I, Storytelling Bot

How a little bot spin narratives through machine learning

Published in

Analytics Vidhya

12 min readDec 28, 2019

TLDR: I have created a simple bot to generate new text based on seeding text randomly chosen or entered. The final prediction candidate was a Deep Learning model using Keras/Tensorflow libraries: An LSTM model using word-tokenisation and pre-trained Word2vec (Gensim). The model was trained on a dataset built with free short stories available from Pathfinder.

The complete codes and notebooks can be found here.

Introduction
Model Building and Selection
Step 0. Project Folder Formatting
Step 1. Raw Data Sourcing
Step 2. Data Preparation
Step 3. Data Preprocessing
Step 4. Model Training
Step 5. Sample Text Prediction
Step 6. Model Selection
Step 7. Text Visualization
Step 8. Final Model Text Generation
Conclusions

Introduction

This was my final project in Metis Data Science Bootcamp. I wanted to try something different from my previous works, which dealt with predictions and image classifications. Hence, under my instructor’s guidance, I turned my attention to creativity through machine learning — text generation bot.

Text generation is one of many NLP (Natural Language Processing) applications. It can be both challenging and fun. And off we go…

Model Building and Selection

You will find below the steps I took to build towards the final working model.
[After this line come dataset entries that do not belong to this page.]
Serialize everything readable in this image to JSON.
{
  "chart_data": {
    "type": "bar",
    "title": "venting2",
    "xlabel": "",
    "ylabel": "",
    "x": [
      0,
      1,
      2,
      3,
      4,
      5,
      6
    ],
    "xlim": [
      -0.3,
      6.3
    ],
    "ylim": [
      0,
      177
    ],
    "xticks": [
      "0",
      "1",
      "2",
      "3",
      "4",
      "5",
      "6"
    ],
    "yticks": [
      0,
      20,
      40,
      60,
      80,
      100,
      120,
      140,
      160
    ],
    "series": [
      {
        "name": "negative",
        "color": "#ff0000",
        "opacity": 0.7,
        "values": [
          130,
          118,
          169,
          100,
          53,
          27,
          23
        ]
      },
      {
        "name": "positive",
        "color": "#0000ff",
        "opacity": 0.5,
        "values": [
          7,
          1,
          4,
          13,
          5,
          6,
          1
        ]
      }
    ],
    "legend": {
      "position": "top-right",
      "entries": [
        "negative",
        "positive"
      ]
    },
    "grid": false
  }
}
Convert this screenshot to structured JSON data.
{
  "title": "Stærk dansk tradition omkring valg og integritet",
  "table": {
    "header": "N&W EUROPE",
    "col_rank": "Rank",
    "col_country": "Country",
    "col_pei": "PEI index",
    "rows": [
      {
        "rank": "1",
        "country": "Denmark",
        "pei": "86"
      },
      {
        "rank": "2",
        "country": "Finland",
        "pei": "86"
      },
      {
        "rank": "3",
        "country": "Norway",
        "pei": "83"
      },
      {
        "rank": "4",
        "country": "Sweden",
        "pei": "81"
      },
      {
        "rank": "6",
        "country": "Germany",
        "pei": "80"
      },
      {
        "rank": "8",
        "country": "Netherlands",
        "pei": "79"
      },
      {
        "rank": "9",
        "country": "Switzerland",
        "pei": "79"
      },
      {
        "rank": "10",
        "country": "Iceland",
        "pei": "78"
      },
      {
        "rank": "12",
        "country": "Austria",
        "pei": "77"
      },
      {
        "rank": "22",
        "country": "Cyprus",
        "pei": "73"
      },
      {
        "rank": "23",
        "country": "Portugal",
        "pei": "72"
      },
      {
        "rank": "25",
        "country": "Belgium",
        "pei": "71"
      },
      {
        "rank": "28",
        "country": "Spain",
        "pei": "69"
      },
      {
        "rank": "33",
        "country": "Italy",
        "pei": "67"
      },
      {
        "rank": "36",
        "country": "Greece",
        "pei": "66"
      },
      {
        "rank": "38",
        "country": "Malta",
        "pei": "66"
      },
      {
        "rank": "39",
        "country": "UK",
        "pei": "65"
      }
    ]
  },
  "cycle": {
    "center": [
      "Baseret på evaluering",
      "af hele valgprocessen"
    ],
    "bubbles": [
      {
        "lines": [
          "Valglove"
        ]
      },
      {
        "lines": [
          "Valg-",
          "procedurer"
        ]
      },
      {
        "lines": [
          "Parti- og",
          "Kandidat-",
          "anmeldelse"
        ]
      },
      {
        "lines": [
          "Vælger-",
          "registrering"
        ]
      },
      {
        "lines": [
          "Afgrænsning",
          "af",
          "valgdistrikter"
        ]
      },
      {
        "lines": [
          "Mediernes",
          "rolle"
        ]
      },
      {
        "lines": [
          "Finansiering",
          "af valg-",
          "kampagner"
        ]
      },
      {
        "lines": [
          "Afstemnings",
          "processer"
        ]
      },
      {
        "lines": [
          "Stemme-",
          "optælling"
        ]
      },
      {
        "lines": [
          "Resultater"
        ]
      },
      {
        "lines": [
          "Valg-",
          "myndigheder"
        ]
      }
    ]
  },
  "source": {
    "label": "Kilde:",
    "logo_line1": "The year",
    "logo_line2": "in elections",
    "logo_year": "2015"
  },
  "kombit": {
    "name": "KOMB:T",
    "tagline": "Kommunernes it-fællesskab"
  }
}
I might sometimes illustrate only details from one of the three models to avoid being repetitive.

Step 0. Project Folder Formatting

I would prefer my codes (and documentation) to be as organized as possible and thus I leveraged some of the suggestions from here and here.

I have packaged commonly used modules into libraries stored here:

nlplstm_class.py — Library of classes to encapsulate GPU usage, as well as for NLP using Keras/Tensorflow LSTM models
data-common.py — Data loading, data saving, data pre-processing and text generation related functions
text_viz_common.py — Functions that visualize generated text using spaCy library

Without going into too much details, the customized LSTM classes kept things sane for me. I could at anytime easily train all of my models using GPU on Google Colab or any cloud platforms (for speed), while separately reload and predict with the trained models on my laptop without a powerful GPU (for conveniences or as a cheaper option).

Step 1. Raw Data Sourcing

In the past, I have enjoyed a couple of Pathfinder games with my son. He was always one of the players, while I ran these games as the DM (dungeon master). A DM wears a lot of hats, one of which is to provide narratives to keep the game going.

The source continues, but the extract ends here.